In unserer Heranführung an das Thema stellten wir eine nahezu fehlende Literatur zu homosexuellen Menschen in der Arbeitswelt der Krankenpflege und erst recht den fehlenden Bezug von GM zur Homosexualität fest. So ist die im Titel benannte Fragestellung zu einem geringeren Teil durch Literaturrecherche und im Wesentlichen durch das Heranziehen von allgemein gültiger Literatur zu den einzelnen Bereichen wie Homosexualität, Krankenpflege, Gesellschaft und Selbstbild der jeweiligen Personen zu bearbeiten. Aus diesem Vorgehen entwickelt sich unsere Theorie, dass die Krankenpflege für homosexuelle Menschen ein attraktiver Beruf ist. Der Begriff Gender Mainstreaming kann nicht pauschal übersetzt werden. Er leitet sich aus zwei Begrifflichkeiten ab, die in ihrer Zusammenführung einen Sinn in Bezug auf den eigentlichen Arbeitsauftrag von Gender Mainstreaming ergeben.
Inhaltsverzeichnis
1 Einleitung
2 Was ist Gender Mainstreaming?
2.1 Definition
2.2 Exkurs in die Historie des Gender Mainstreaming
2.3 Verteilung von heterosexuellen und homosexuellen Frauen und Männern im Pflegeberuf
3 GM in der Krankenpflege
3.1 Attribute der Krankenpflege
3.1.1 Betrachtung der Pflegenden durch die Gesellschaft
3.1.2 Selbstbild der Pflegenden
3.2 Potentielle Gender-Aspekte, die zu berücksichtigen wären
4 Homosexualität
4.1 Attribute von Homosexuellen
4.1.1 Betrachtung homosexueller Menschen durch die Gesellschaft
4.1.2 Selbstbild homosexueller Menschen
4.2 Potentielle Gender-Aspekte, die zu berücksichtigen wären
5 Ist die Krankenpflege ein attraktives Berufsfeld für homosexuelle Menschen?
5.1 Die Berufswahl
5.2 Die Entscheidung für die Krankenpflege
6 Resümee
Anhang
Fragebogen Wagner-Neidig, Wille
Literaturverzeichnis
1 Einleitung
Wir alle werden in unserem Handeln immer von geschlechtlichen Rollen, der Eigen- und Fremdwahrnehmung beeinflusst.
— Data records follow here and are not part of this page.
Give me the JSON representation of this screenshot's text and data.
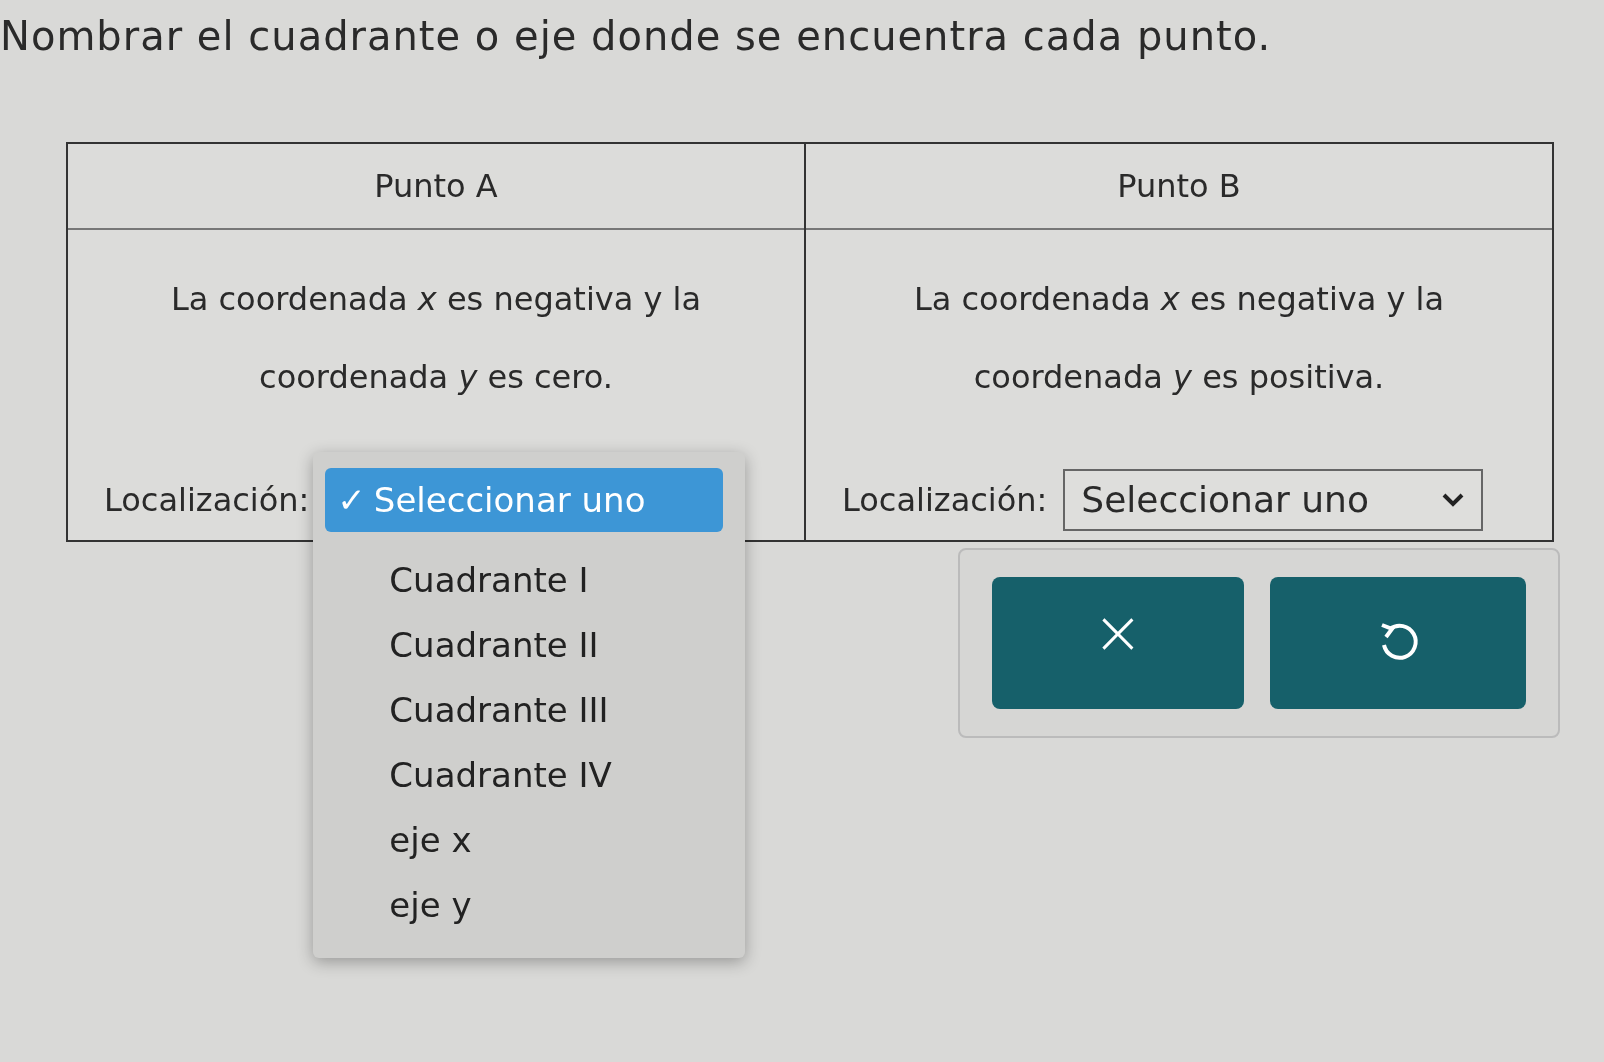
{
  "instruction": "Nombrar el cuadrante o eje donde se encuentra cada punto.",
  "points": [
    {
      "header": "Punto A",
      "description": "La coordenada *x* es negativa y la coordenada *y* es cero.",
      "location_label": "Localización:",
      "select": {
        "value": "Seleccionar uno",
        "check": "✓",
        "expanded": true,
        "options": [
          {
            "label": "Cuadrante I",
            "selected": false
          },
          {
            "label": "Cuadrante II",
            "selected": false
          },
          {
            "label": "Cuadrante III",
            "selected": false
          },
          {
            "label": "Cuadrante IV",
            "selected": false
          },
          {
            "label": "eje x",
            "selected": false
          },
          {
            "label": "eje y",
            "selected": false
          }
        ]
      }
    },
    {
      "header": "Punto B",
      "description": "La coordenada *x* es negativa y la coordenada *y* es positiva.",
      "location_label": "Localización:",
      "select": {
        "value": "Seleccionar uno",
        "expanded": false
      }
    }
  ],
  "buttons": [
    {
      "kind": "clear",
      "label": "×"
    },
    {
      "kind": "reset"
    }
  ]
}
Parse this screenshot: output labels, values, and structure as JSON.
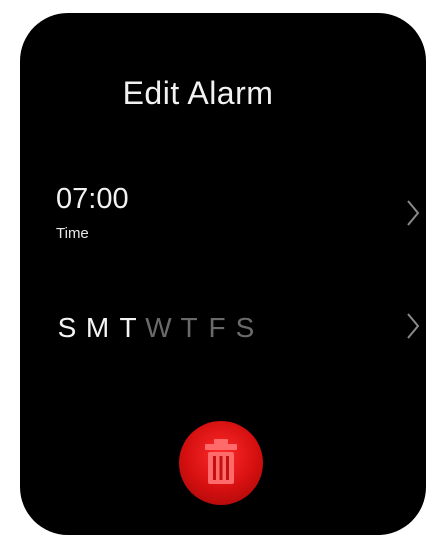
{
  "header": {
    "title": "Edit Alarm"
  },
  "time_row": {
    "value": "07:00",
    "label": "Time",
    "chevron_icon": "chevron-right-icon"
  },
  "days_row": {
    "days": [
      {
        "letter": "S",
        "selected": true
      },
      {
        "letter": "M",
        "selected": true
      },
      {
        "letter": "T",
        "selected": true
      },
      {
        "letter": "W",
        "selected": false
      },
      {
        "letter": "T",
        "selected": false
      },
      {
        "letter": "F",
        "selected": false
      },
      {
        "letter": "S",
        "selected": false
      }
    ],
    "chevron_icon": "chevron-right-icon"
  },
  "delete": {
    "icon": "trash-icon",
    "color": "#e01515"
  },
  "colors": {
    "background": "#000000",
    "text": "#f2f2f2",
    "inactive_day": "#6a6a6a",
    "accent_delete": "#e01515"
  }
}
Es wird viel darüber diskutiert, was ‚männlich’ und was ‚weiblich’ sei und wie die Geschlechter miteinander umzugehen hätten oder welcher Umgang unsere Gesellschaft vorteilhaft oder auch zum Nachteil geprägt habe. In allen Emanzipationsbemühungen der Geschlechter tauchte 1997 der Begriff des Gender Mainstreaming auf und wurde in die politischen Gremien Europas implementiert und als Leitfaden für gerechte Entscheidungsfindungen angesehen. Über die politischen Ebenen reicht dieses Streben in alle Bereiche des Zusammenlebens einschließlich der Betriebe. Bei Großunternehmen sieht man neben der Umsetzung von allgemein gültigen Gesetzen wie dem Allgemeinen Gleichbehandlungsgesetz (AGG)[1] auch Gleichstellungsbeauftragte, die sich um das Miteinander von 'Mann und Frau' bemühen. Leider wird nicht im gleichen Zug auf das Miteinander von oder mit homosexuellen Menschen eingegangen. Diesem Thema wollen wir uns in dieser Arbeit widmen.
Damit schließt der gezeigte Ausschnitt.